Z Gastroenterol 2019; 57(05): e156
DOI: 10.1055/s-0039-1691918
POSTER
Hepatologie
Georg Thieme Verlag KG Stuttgart · New York

Performance and complications rate of liver biopsies performed by trainees in a newly established Hepatology Department

Authors

  • S Bota

    1   Department of Internal Medicine and Gastroenterology (IMuG), Hepatology, Endocrinology, Rheumatology and Nephrology and Emergency Medicine (ZAE) with Centralized Endoscopy Service, Klinikum Klagenfurt am Wörthersee, Klagenfurt, Austria
  • M Razpotnik

    1   Department of Internal Medicine and Gastroenterology (IMuG), Hepatology, Endocrinology, Rheumatology and Nephrology and Emergency Medicine (ZAE) with Centralized Endoscopy Service, Klinikum Klagenfurt am Wörthersee, Klagenfurt, Austria
  • F Hucke

    1   Department of Internal Medicine and Gastroenterology (IMuG), Hepatology, Endocrinology, Rheumatology and Nephrology and Emergency Medicine (ZAE) with Centralized Endoscopy Service, Klinikum Klagenfurt am Wörthersee, Klagenfurt, Austria
  • K Flatscher

    1   Department of Internal Medicine and Gastroenterology (IMuG), Hepatology, Endocrinology, Rheumatology and Nephrology and Emergency Medicine (ZAE) with Centralized Endoscopy Service, Klinikum Klagenfurt am Wörthersee, Klagenfurt, Austria
  • C Urak

    1   Department of Internal Medicine and Gastroenterology (IMuG), Hepatology, Endocrinology, Rheumatology and Nephrology and Emergency Medicine (ZAE) with Centralized Endoscopy Service, Klinikum Klagenfurt am Wörthersee, Klagenfurt, Austria
  • M Penz-Österreicher

    1   Department of Internal Medicine and Gastroenterology (IMuG), Hepatology, Endocrinology, Rheumatology and Nephrology and Emergency Medicine (ZAE) with Centralized Endoscopy Service, Klinikum Klagenfurt am Wörthersee, Klagenfurt, Austria
  • M Peck-Radosavljevic

    1   Department of Internal Medicine and Gastroenterology (IMuG), Hepatology, Endocrinology, Rheumatology and Nephrology and Emergency Medicine (ZAE) with Centralized Endoscopy Service, Klinikum Klagenfurt am Wörthersee, Klagenfurt, Austria
Further Information

Publication History

Publication Date:
16 May 2019 (online)

 

Aim:

to investigate the performance and complications rate of liver biopsies performed by trainees.

Methods:

Our retrospective study included liver biopsies (for diffuse liver disease and liver tumors) performed by trainees between 01/2016 – 02/2019 in our newly established Hepatology-Department in a University affiliated tertiary care teaching hospital.

Biopsies for liver tumors where performed with ultrasound guidance with a Tru-Cut 16G needle (TrueCore II, Argon Medical Devices), while the biopsies for diffuse liver disease where performed with a Menghini 16 G (Braun Hepafix 16G) or TruCut 16G needle.

Results:

142/180 (78.8%) of the liver biopsies performed during the study period where done by 8 trainees and included into the final analysis. The mean age of patients was 62.2 ± 14.2 years (61.2% male).

Biopsies for diffuse liver disease where performed in 58 cases (40.8%), while in 84 cases (59.2%) ultrasound guided biopsies to diagnose liver tumors where done.

Mild pain after biopsies where documented in 19 cases (13.3%), while severe bleeding requiring blood transfusions occurred in 2 cases (1.4%; one liver bleeding and one hemothorax).

Malignant etiology was present in 94% of patients with liver tumors.
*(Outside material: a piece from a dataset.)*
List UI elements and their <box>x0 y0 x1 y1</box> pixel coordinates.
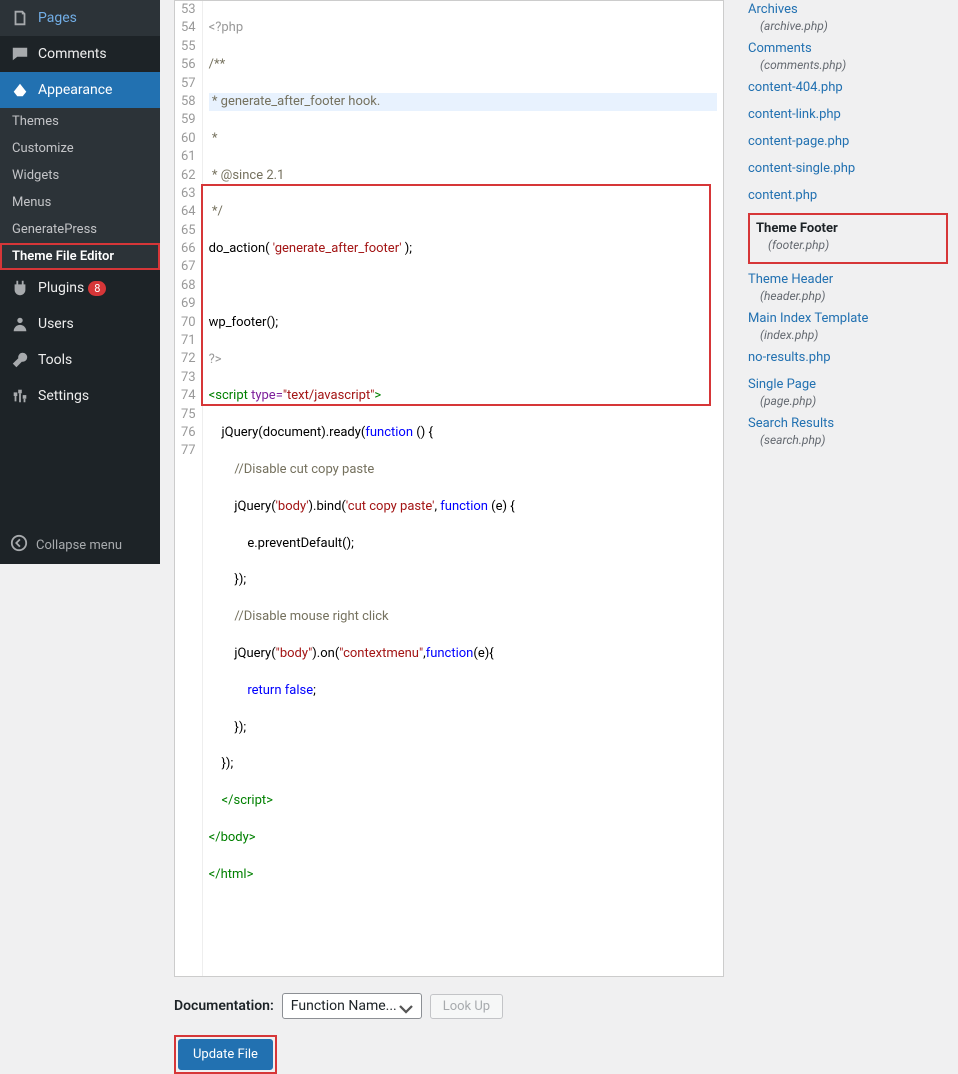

The main etiologies were: hepatocellular carcinoma (36.7%), cholangiocellular carcinoma (21.5%) and metastasis from pancreatic cancer (18.9%).

Histology was positive in 65/79 (82.2%) cases with malignant liver tumors. In 4 cases with a first negative biopsy, a second biopsy performed by another trainee was positive in 3/4 (75%) cases.

The main 3 indication for diffuse liver biopsy were: autoimmune liver diseases (40.6%), non-alcoholic steatohepatitis (25.4%) and drug induced liver injury (10.1%). Menghini 16G needle was used in 72.5% of cases for diffuse liver disease.

The mean length of liver biopsy specimen was 2.3 ± 0.8 cm, significantly longer for Menghini as compared with TruCut needle: 2.5 ± 0.8 cm vs. 1.7 ± 0.6 cm, p = 0.001.

Conclusion:

We observed a good performance of liver biopsies performed by trainees with a low complications rate.